Шесть ночей на Акрополе - страница 10
Он схватил конверт и скатился вниз по лестнице.
Как редко раздается телефонный звонок в Афинах. Сегодня я подумал об этом.
Вечером того же дня Стратис торопливо возвратился домой и вошел в свою комнату. Там он стал на стул и начал рыться в книгах, листая их подряд одну за другой. Когда книги кончились, он вытащил из стола два ящика и вывалил их содержимое на кровать — тетради, фотографии, разного рода бумаги. Многие из них он разорвал. На какое-то мгновение задержался над одной из фотографий. Затем снова обрел внутреннее равновесие и бросил все, как было, обратно в ящики. Результатом этого поиска явился десяток крохотных листов, почерневших от карандаша. Он прочел их и разложил перед собой на столе, словно карты. Затем он написал:
Воскресенье, вечер
Итак, пришла Саломея. Вот наше прошлое. Оно легкое:
«Июль прошлого года, Кефисия.[38] Было около половины третьего пополудни. Стояла жара. Автобус, совершенная развалина, казалось, не имел ни одной рессоры, сиденья были узкие, колени болели. Я был едва ли не единственным пассажиром. Кроме меня, был еще какой-то мужчина средних лет, очень загорелый, с лихорадочным огнем в глазах, который казался скорее деталью транспортного средства, чем созданием Божьим. Шофер за рулем напоминал человека, перегнувшегося за борт из-за морской болезни. Иногда он поднимал лицо, на котором было начертано неисчерпаемое терпение. Мы катились, словно сами того не желая, подпрыгивая на выбоинах, издавая звон пустых бидонов и разбиваемого стекла. Эта расшатанная клетка была настолько пустой, порожней и больной, что мало-помалу мне стало казаться, будто я плыву на том самом ужасном корабле, который повстречался Артуру Гордону Пиму.[39]

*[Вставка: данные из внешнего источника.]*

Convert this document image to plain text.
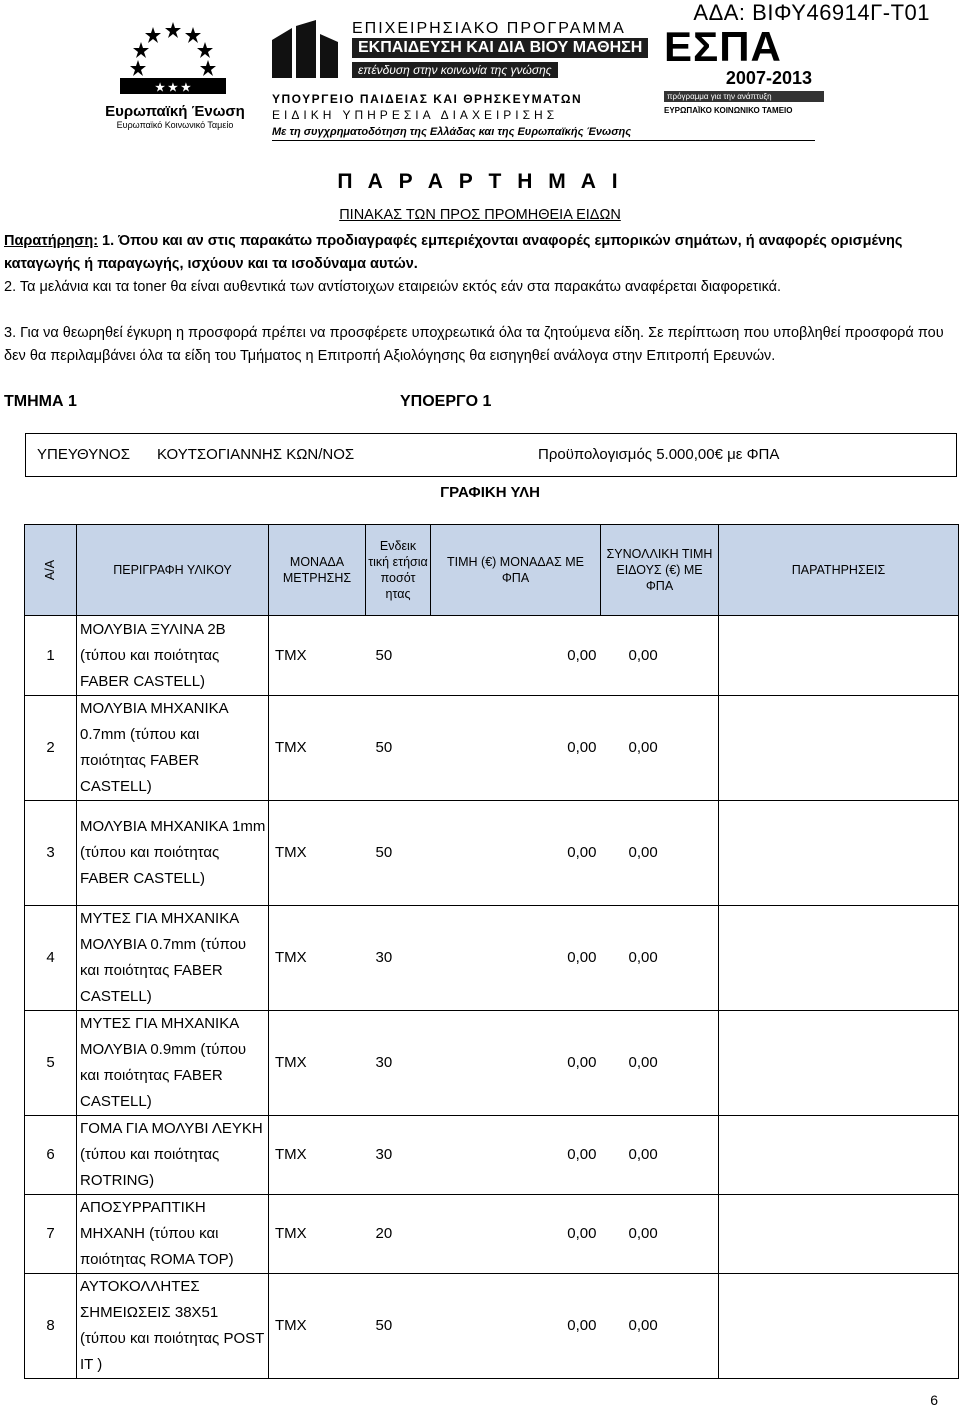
ΑΔΑ: ΒΙΦΥ46914Γ-Τ01
★ ★ ★
Ευρωπαϊκή Ένωση
Ευρωπαϊκό Κοινωνικό Ταμείο
ΕΠΙΧΕΙΡΗΣΙΑΚΟ ΠΡΟΓΡΑΜΜΑ
ΕΚΠΑΙΔΕΥΣΗ ΚΑΙ ΔΙΑ ΒΙΟΥ ΜΑΘΗΣΗ
επένδυση στην κοινωνία της γνώσης
ΥΠΟΥΡΓΕΙΟ ΠΑΙΔΕΙΑΣ ΚΑΙ ΘΡΗΣΚΕΥΜΑΤΩΝ
ΕΙΔΙΚΗ ΥΠΗΡΕΣΙΑ ΔΙΑΧΕΙΡΙΣΗΣ
Με τη συγχρηματοδότηση της Ελλάδας και της Ευρωπαϊκής Ένωσης
ΕΣΠΑ
2007-2013
πρόγραμμα για την ανάπτυξη
ΕΥΡΩΠΑΪΚΟ ΚΟΙΝΩΝΙΚΟ ΤΑΜΕΙΟ
Π Α Ρ Α Ρ Τ Η Μ Α Ι
ΠΙΝΑΚΑΣ ΤΩΝ ΠΡΟΣ ΠΡΟΜΗΘΕΙΑ ΕΙΔΩΝ
Παρατήρηση: 1. Όπου και αν στις παρακάτω προδιαγραφές εμπεριέχονται αναφορές εμπορικών σημάτων, ή αναφορές ορισμένης καταγωγής ή παραγωγής, ισχύουν και τα ισοδύναμα αυτών.
2. Τα μελάνια και τα toner θα είναι αυθεντικά των αντίστοιχων εταιρειών εκτός εάν στα παρακάτω αναφέρεται διαφορετικά.
3. Για να θεωρηθεί έγκυρη η προσφορά πρέπει να προσφέρετε υποχρεωτικά όλα τα ζητούμενα είδη. Σε περίπτωση που υποβληθεί προσφορά που δεν θα περιλαμβάνει όλα τα είδη του Τμήματος η Επιτροπή Αξιολόγησης θα εισηγηθεί ανάλογα στην Επιτροπή Ερευνών.
ΤΜΗΜΑ 1	ΥΠΟΕΡΓΟ 1
ΥΠΕΥΘΥΝΟΣ ΚΟΥΤΣΟΓΙΑΝΝΗΣ ΚΩΝ/ΝΟΣ	Προϋπολογισμός 5.000,00€ με ΦΠΑ
ΓΡΑΦΙΚΗ ΥΛΗ
Α/Α	ΠΕΡΙΓΡΑΦΗ ΥΛΙΚΟΥ	ΜΟΝΑΔΑ ΜΕΤΡΗΣΗΣ	Ενδεικ τική ετήσια ποσότ ητας	ΤΙΜΗ (€) ΜΟΝΑΔΑΣ ΜΕ ΦΠΑ	ΣΥΝΟΛΛΙΚΗ ΤΙΜΗ ΕΙΔΟΥΣ (€) ΜΕ ΦΠΑ	ΠΑΡΑΤΗΡΗΣΕΙΣ
1	ΜΟΛΥΒΙΑ ΞΥΛΙΝΑ 2Β (τύπου και ποιότητας FABER CASTELL)	ΤΜΧ	50	0,00	0,00	
2	ΜΟΛΥΒΙΑ ΜΗΧΑΝΙΚΑ 0.7mm (τύπου και ποιότητας FABER CASTELL)	ΤΜΧ	50	0,00	0,00	
3	ΜΟΛΥΒΙΑ ΜΗΧΑΝΙΚΑ 1mm (τύπου και ποιότητας FABER CASTELL)	ΤΜΧ	50	0,00	0,00	
4	ΜΥΤΕΣ ΓΙΑ ΜΗΧΑΝΙΚΑ ΜΟΛΥΒΙΑ 0.7mm (τύπου και ποιότητας FABER CASTELL)	ΤΜΧ	30	0,00	0,00	
5	ΜΥΤΕΣ ΓΙΑ ΜΗΧΑΝΙΚΑ ΜΟΛΥΒΙΑ 0.9mm (τύπου και ποιότητας FABER CASTELL)	ΤΜΧ	30	0,00	0,00	
6	ΓΟΜΑ ΓΙΑ ΜΟΛΥΒΙ ΛΕΥΚΗ (τύπου και ποιότητας ROTRING)	ΤΜΧ	30	0,00	0,00	
7	ΑΠΟΣΥΡΡΑΠΤΙΚΗ ΜΗΧΑΝΗ (τύπου και ποιότητας ROMA TOP)	ΤΜΧ	20	0,00	0,00	
8	ΑΥΤΟΚΟΛΛΗΤΕΣ ΣΗΜΕΙΩΣΕΙΣ 38Χ51 (τύπου και ποιότητας POST IT )	ΤΜΧ	50	0,00	0,00	
6
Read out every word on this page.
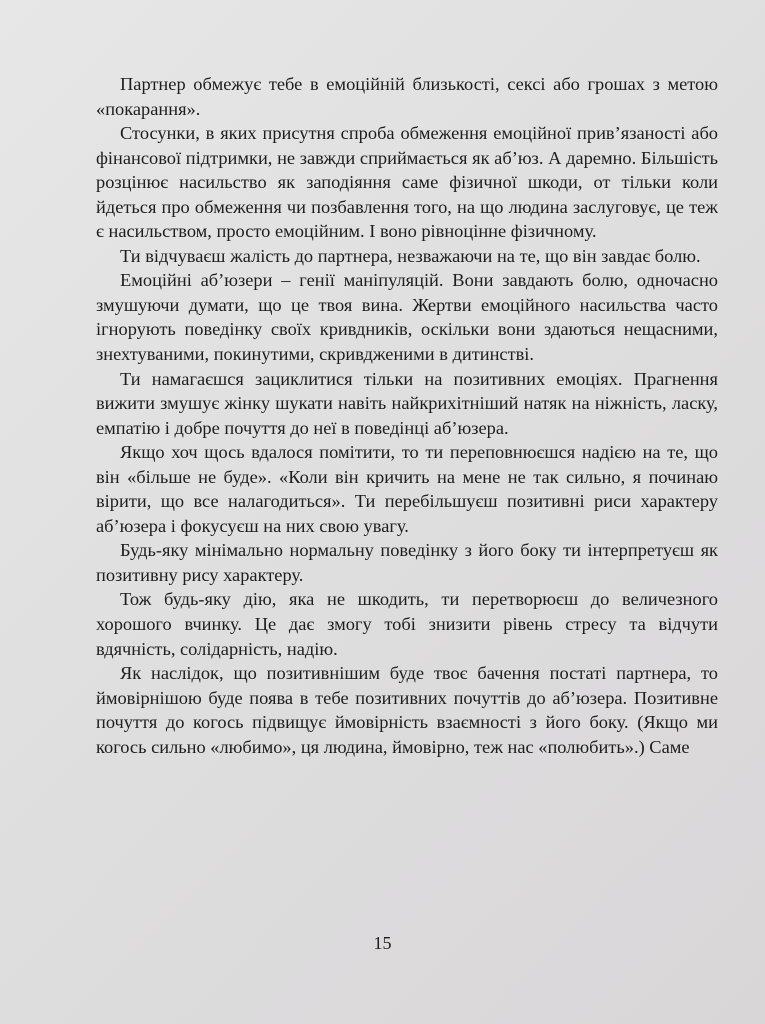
Партнер обмежує тебе в емоційній близькості, сексі або грошах з метою «покарання».

Стосунки, в яких присутня спроба обмеження емоційної прив’язаності або фінансової підтримки, не завжди сприймається як аб’юз. А даремно. Більшість розцінює насильство як заподіяння саме фізичної шкоди, от тільки коли йдеться про обмеження чи позбавлення того, на що людина заслуговує, це теж є насильством, просто емоційним. І воно рівноцінне фізичному.

Ти відчуваєш жалість до партнера, незважаючи на те, що він завдає болю.

Емоційні аб’юзери – генії маніпуляцій. Вони завдають болю, одночасно змушуючи думати, що це твоя вина. Жертви емоційного насильства часто ігнорують поведінку своїх кривдників, оскільки вони здаються нещасними, знехтуваними, покинутими, скривдженими в дитинстві.

Ти намагаєшся зациклитися тільки на позитивних емоціях. Прагнення вижити змушує жінку шукати навіть найкрихітніший натяк на ніжність, ласку, емпатію і добре почуття до неї в поведінці аб’юзера.

Якщо хоч щось вдалося помітити, то ти переповнюєшся надією на те, що він «більше не буде». «Коли він кричить на мене не так сильно, я починаю вірити, що все налагодиться». Ти перебільшуєш позитивні риси характеру аб’юзера і фокусуєш на них свою увагу.

Будь-яку мінімально нормальну поведінку з його боку ти інтерпретуєш як позитивну рису характеру.

Тож будь-яку дію, яка не шкодить, ти перетворюєш до величезного хорошого вчинку. Це дає змогу тобі знизити рівень стресу та відчути вдячність, солідарність, надію.

Як наслідок, що позитивнішим буде твоє бачення постаті партнера, то ймовірнішою буде поява в тебе позитивних почуттів до аб’юзера. Позитивне почуття до когось підвищує ймовірність взаємності з його боку. (Якщо ми когось сильно «любимо», ця людина, ймовірно, теж нас «полюбить».) Саме

15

Мы ехали. Казалось, никого больше нам и не было нужно, когда на остановке в Халандри[40] вошла женщина, которую Нондас представил мне на тротуаре у Музея, — Саломея. Ее подстриженные волосы были теплых тонов, напоминавших рыжеватый каштан. Словно глядя из окна на что-то, оставшееся позади, она повернулась и посмотрела на меня. Я поздоровался. Она улыбнулась с выражением горького наслаждения. Я пытался вспомнить ее фамилию, и в ту самую минуту легковой автомобиль с адским шумом, призывавшим пропустить его, обогнал нас. Он был новый, эластичный, чувствительный, с блестящей никелевой поверхностью. Внутри него сидела очень элегантная дама. В то мгновение, когда автомобиль обгонял нас, водитель, несмотря на то, что был в форме, невзирая на элегантную даму и марку автомобиля, высунул из окна руку и сделал нам грубый, красноречивый жест.
Я испытал чувство невыразимо жалкого состояния и засмеялся. Саломея повернулась ко мне и сказала:
— Так нам и надо. Не правда ли?
— Да, — ответил я. — В это время в Аттике все дозволено.
— Дозволено?
— Бесстыжее время.
— Вы живете в Кефисии?
— Да. А Вы — в Халандри?
— И я в Кефисии.
Она вышла на Синтагме.
— Может быть, еще увидимся, — сказала она, выходя.
На улице Стадиу на убогих военных похоронах играл оркестр. Музыка состояла из всплесков фальшивых звуков и была слишком медленна. Сидевший рядом с катафалком служащий похоронного бюро, совершенно лысый, неизвестно зачем упорно грыз себе большой палец. У гроба шел мальчик, держа в руках гитару с разорванными струнами. Казалось, будто его побили. А может быть, он и не имел отношения к похоронам.
У мраморной лестницы парка на Синтагме я снова встретил Саломею. Она шла со стороны проспекта Амалиас вместе с девушкой-блондинкой — с прекрасной фигурой, одетой со вкусом, в цвете юности. Увидав меня, она сказала что-то своей спутнице, и обе они засмеялись. Теперь она показалась мне значительно более хрупкой, чем в автобусе, хотя была в том же платье.
Август прошлого года, Кефисия. Вчера у Аспергиса. Нондас, Клис и Саломея. Я просидел с ними около часа. Она не проронила ни слова. Иногда посматривала по сторонам. Иногда, словно вспомнив, что рядом были и другие, улыбалась. Только когда мы уже собрались расходиться по домам, она оказалась на мгновение рядом и спросила:
— Помните тот грубый жест, который мы с Вами разделили?
— Разве такое забудешь? — ответил я. — Если бы тот день был почтовой маркой, она стоила бы несколько миллионов.